A string ‘B’ is a substring of a string ‘A’ if ‘B’ that can be obtained by deletion of, several characters(possibly none) from the start of ‘A’ and several characters(possibly none) from the end of ‘A’.
Can you try to solve this problem in O(N) time and O(1) space.
If ‘S’ = “ninninja”
Then, “ninnin” is the longest substring that contains at most two distinct characters. We will print the length of this substring which is equal to 6.
The first line contains a single integer ‘T’ denoting the number of test cases, then each test case follows:
The first line of each test case contains a string ‘S’, denoting the input string.
For each test case, print the length of the longest substring containing at most two distinct characters.
Output for each test case will be printed in a separate line.
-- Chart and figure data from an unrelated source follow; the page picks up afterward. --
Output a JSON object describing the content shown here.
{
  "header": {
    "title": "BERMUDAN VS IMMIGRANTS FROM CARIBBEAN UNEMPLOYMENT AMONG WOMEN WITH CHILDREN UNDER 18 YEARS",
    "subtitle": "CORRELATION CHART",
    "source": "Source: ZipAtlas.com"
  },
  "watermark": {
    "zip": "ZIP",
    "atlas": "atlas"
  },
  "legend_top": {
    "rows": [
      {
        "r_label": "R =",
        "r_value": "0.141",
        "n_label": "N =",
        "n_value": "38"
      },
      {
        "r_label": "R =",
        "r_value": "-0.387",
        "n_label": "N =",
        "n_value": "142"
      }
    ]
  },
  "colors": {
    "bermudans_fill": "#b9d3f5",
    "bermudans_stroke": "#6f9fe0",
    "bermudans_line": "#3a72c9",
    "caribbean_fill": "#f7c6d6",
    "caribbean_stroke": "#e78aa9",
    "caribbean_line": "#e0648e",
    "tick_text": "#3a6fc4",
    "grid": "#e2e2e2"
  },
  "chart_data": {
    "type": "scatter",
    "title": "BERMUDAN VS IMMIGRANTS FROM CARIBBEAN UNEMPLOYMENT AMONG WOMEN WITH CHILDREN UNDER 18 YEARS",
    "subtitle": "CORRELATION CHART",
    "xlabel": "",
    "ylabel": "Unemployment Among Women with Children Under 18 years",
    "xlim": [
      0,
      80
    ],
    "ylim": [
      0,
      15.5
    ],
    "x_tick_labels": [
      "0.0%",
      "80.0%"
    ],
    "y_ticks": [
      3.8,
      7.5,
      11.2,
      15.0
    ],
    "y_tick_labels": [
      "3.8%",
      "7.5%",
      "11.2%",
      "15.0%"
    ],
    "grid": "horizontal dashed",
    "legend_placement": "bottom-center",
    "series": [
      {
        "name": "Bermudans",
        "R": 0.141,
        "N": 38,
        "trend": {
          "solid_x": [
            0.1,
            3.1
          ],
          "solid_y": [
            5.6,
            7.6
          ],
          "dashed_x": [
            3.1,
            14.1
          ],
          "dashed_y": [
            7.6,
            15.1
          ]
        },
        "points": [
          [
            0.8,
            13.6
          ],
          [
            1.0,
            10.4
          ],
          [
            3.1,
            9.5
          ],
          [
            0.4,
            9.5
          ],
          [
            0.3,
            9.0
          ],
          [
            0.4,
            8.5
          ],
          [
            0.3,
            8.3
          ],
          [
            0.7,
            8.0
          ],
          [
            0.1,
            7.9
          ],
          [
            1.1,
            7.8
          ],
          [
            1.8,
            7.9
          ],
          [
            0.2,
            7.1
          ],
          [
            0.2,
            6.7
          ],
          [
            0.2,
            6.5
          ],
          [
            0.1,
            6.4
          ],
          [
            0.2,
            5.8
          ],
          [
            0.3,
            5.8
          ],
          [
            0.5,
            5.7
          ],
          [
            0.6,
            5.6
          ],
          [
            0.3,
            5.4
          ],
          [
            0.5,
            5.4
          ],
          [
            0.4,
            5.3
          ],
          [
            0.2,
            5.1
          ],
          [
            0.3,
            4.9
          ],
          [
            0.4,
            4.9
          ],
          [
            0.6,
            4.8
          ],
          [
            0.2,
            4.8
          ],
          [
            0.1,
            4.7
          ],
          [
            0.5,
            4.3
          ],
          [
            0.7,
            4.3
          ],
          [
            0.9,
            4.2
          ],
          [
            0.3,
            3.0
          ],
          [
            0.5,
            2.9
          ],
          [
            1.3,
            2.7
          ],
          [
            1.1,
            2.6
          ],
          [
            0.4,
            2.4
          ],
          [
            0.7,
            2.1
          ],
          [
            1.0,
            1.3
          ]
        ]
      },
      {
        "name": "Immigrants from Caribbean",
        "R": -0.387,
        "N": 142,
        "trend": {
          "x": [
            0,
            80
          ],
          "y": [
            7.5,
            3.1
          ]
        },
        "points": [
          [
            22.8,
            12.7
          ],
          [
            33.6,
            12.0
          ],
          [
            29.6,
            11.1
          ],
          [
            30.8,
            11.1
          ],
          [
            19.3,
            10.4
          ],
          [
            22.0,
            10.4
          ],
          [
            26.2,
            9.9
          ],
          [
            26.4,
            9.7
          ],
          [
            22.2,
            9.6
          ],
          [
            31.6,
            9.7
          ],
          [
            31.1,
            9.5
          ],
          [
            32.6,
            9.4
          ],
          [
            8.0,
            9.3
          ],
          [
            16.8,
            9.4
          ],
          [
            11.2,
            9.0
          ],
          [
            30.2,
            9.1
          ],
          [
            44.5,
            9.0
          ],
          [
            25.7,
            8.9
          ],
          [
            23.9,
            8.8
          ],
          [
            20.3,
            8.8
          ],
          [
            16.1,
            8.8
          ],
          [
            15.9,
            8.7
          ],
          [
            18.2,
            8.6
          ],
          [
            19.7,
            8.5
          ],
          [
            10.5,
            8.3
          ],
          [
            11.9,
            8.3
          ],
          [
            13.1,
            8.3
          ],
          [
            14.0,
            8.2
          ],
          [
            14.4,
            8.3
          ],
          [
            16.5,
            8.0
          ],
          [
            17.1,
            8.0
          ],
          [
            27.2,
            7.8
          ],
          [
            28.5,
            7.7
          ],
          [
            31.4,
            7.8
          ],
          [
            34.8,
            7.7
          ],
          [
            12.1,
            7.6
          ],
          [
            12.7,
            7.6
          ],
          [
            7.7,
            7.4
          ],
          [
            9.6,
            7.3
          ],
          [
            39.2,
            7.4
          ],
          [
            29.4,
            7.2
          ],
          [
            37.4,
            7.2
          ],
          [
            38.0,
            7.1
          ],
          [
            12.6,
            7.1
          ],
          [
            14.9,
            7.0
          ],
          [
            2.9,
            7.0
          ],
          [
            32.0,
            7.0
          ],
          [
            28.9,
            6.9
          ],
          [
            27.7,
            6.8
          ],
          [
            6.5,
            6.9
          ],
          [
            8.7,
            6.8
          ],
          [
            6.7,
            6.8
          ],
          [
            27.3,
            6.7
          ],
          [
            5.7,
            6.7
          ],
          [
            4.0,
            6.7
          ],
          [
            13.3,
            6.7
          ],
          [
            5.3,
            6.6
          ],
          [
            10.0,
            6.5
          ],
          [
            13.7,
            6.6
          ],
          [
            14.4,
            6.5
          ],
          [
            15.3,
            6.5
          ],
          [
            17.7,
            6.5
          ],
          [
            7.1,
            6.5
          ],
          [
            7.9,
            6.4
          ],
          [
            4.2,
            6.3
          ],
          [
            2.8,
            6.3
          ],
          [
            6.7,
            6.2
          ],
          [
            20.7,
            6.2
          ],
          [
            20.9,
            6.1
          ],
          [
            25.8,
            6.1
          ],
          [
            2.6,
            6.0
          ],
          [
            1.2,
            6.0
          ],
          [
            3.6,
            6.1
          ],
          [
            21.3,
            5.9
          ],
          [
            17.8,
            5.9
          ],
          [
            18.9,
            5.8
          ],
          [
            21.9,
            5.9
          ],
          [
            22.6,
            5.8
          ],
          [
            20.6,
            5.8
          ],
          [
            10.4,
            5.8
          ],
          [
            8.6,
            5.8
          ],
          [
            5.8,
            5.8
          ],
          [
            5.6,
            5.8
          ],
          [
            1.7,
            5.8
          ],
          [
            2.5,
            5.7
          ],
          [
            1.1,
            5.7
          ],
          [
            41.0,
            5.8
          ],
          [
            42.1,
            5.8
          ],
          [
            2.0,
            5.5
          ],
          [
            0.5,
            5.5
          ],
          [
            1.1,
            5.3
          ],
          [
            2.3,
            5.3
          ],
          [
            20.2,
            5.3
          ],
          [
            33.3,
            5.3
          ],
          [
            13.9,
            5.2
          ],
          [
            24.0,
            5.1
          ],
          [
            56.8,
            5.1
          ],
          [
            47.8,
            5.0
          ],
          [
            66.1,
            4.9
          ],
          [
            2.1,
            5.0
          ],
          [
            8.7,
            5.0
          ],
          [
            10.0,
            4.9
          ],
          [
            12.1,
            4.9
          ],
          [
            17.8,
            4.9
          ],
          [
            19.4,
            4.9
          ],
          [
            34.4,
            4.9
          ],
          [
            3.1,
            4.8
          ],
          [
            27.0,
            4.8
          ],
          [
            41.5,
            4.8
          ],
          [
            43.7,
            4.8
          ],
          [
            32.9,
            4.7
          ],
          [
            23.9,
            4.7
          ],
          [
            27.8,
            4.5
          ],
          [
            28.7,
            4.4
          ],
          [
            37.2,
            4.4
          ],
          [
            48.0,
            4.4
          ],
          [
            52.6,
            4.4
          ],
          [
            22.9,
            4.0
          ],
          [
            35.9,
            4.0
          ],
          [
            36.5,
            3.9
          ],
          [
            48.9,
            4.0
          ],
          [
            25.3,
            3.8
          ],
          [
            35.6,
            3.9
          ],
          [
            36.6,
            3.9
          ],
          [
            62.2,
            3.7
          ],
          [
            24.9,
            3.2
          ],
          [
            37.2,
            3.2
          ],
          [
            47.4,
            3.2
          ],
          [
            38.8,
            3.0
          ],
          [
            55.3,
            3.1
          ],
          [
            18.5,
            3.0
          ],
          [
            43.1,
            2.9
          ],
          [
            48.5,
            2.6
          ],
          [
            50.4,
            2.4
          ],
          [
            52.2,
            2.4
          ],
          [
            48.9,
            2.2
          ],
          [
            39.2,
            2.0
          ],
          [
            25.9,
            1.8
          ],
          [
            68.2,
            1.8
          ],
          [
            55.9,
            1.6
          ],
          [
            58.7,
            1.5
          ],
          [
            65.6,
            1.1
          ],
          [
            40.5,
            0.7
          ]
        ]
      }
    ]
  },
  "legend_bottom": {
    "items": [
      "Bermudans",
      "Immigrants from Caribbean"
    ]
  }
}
You are not required to print anything; it has already been taken care of. Just implement the function.
1 ≤ T ≤ 10
1 ≤ |S| ≤ 1000
Where 'S' contains lowercase English alphabets
Time limit: 1 sec
A standard brute force approach is to generate all the substrings, this takes ~O(N^2) time, then for each of the substring, we will check how many distinct characters it contains, therefore the total time complexity turns out to be of the order ~O(N^3).
We can further optimise the above approach by generating substrings starting that start from a particular index (let’s say ‘i’) and stopping the search when the number of characters is greater than two, we will require an additional data structure like a hash-set to keep a track of distinct characters for the substrings starting from index ‘i’. We can repeat this process for all the indices, and return the final answer.
Use two pointers, the first pointer marks the start of the current substring under observation and the second pointer marks the end of that substring. Now we can move these pointers according to the constraint mentioned in the question.
If the substring currently marked by the pointers contains greater than two distinct characters, then we will move the first pointer to remove the characters from the beginning of the current substring until we are left with just two distinct characters, else we will move the second pointer to now include the next character in our substring. Over our entire search, we can return the maximum substring length that we were able to achieve. This is a standard two-pointer technique and people call this with many other names like window sliding etc.